Osnabrück-based shoe chain Reno filed for bankruptcy just six months after changing ownership. The parent company Reno Schuhcentrum GmbH and the subsidiary Reno Schuh GmbH were brought before the district court in Hameln.
According to the company, Reno currently operates about 180 branches, employing a total of about 1,000 people. According to the report, the bankruptcy filing only concerns the German subsidiaries – not the subsidiaries in Austria and Switzerland.
Asked by t-online, the company replied that it could not yet comment on a possible closure. The chain of shoe stores, which is in crisis, found a new owner only six months ago – at the end of September, HR Group, in cooperation with GA Europe, sold cm.sports GmbH.
According to Dieter Metz, Reno’s managing director responsible for finance, attempts to bring the company back into the profit zone, for example by cutting costs, have not been successful. “We actually planned to start with a slightly smaller team, good base store stock and a new range,” explained Metz. However, sales have been below expectations in recent months.
One in ten shoe stores closed
Reno is not an isolated case. Much of the footwear trade is in crisis due to the effects of the Corona pandemic and the price explosion caused by the conflict in Ukraine. Last year, more than one in ten shoe stores closed their doors permanently, Rolf Pangels, CEO of the German Textile, Footwear and Leather Trade Association (BTE), recently announced. According to the association’s estimates, the total number of shoe stores fell by 1,500 (13%) over the year to about 10,000.
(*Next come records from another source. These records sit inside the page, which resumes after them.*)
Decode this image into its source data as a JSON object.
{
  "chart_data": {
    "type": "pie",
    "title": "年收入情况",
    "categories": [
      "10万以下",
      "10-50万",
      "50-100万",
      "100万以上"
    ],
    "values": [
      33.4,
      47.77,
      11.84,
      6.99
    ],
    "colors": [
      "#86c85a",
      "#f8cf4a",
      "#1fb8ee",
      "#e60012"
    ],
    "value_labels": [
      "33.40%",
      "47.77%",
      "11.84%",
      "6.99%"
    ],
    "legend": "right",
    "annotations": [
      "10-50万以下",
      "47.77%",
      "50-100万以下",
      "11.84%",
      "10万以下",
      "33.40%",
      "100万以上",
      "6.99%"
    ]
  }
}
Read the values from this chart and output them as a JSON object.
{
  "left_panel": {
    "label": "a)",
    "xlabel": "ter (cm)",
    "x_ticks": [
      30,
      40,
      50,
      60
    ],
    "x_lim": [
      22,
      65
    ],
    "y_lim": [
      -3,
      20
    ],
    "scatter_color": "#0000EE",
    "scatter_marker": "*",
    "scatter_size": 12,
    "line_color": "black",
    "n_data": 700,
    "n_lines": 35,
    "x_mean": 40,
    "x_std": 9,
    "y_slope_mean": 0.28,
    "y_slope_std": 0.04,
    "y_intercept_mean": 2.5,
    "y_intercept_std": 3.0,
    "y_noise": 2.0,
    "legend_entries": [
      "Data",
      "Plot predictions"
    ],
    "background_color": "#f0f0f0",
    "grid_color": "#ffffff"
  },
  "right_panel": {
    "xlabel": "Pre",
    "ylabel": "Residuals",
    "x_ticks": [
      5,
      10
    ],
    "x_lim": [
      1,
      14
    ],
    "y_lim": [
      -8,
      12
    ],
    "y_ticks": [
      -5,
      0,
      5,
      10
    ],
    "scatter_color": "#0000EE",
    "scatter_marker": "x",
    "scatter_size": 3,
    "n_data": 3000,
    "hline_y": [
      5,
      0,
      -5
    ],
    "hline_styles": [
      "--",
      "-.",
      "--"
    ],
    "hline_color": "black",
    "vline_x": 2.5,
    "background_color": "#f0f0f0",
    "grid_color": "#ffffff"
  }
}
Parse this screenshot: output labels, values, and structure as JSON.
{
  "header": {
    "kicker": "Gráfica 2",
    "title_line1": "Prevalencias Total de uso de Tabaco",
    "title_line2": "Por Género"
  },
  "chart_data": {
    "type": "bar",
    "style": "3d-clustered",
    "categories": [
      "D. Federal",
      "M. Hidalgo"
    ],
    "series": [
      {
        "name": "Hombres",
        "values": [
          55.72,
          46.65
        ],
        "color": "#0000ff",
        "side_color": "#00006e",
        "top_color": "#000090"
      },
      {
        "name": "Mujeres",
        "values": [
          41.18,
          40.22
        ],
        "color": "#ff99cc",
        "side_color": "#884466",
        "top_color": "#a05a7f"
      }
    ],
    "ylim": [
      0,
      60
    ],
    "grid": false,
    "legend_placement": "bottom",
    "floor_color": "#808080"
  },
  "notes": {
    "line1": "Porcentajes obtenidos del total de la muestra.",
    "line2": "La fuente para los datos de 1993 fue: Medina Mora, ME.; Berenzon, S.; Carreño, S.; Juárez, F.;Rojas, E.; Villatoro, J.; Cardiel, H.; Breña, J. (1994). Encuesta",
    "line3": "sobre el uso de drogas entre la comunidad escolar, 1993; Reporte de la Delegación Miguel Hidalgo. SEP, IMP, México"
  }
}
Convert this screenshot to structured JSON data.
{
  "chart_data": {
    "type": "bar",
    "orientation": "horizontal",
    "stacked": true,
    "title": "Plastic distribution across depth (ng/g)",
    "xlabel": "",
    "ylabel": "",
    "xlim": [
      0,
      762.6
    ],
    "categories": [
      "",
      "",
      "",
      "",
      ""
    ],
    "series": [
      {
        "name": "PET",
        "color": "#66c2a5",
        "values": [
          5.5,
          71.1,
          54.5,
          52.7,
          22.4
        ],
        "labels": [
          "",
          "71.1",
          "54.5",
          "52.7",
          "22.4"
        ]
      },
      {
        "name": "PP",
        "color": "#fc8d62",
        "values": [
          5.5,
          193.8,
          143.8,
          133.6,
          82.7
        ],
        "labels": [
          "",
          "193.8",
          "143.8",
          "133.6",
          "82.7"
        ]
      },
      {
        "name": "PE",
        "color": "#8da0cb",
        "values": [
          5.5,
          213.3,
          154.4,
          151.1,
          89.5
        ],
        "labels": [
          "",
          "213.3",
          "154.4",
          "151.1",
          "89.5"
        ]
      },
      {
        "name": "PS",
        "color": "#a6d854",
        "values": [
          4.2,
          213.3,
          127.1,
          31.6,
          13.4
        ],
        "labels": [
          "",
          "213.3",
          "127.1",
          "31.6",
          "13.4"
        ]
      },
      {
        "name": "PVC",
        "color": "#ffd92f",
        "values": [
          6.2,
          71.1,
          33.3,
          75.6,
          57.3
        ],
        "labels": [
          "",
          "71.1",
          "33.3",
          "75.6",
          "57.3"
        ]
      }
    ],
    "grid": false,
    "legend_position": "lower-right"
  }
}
Even famous names struggle. For example, in September last year, Hamburg-based shoe retailer Görtz was forced to seek protection in bankruptcy proceedings. The company, which at the time still had 160 branches in Germany and Austria, justified this decision by the consequences of the conflict in Ukraine, high inflation and rising energy prices, which led to a “huge holdback from buyers”, both in branches and in e-commerce. . .
In the meantime, a new investor has been found to help secure Görtz’s future. However, during the restructuring, the number of branches should be halved.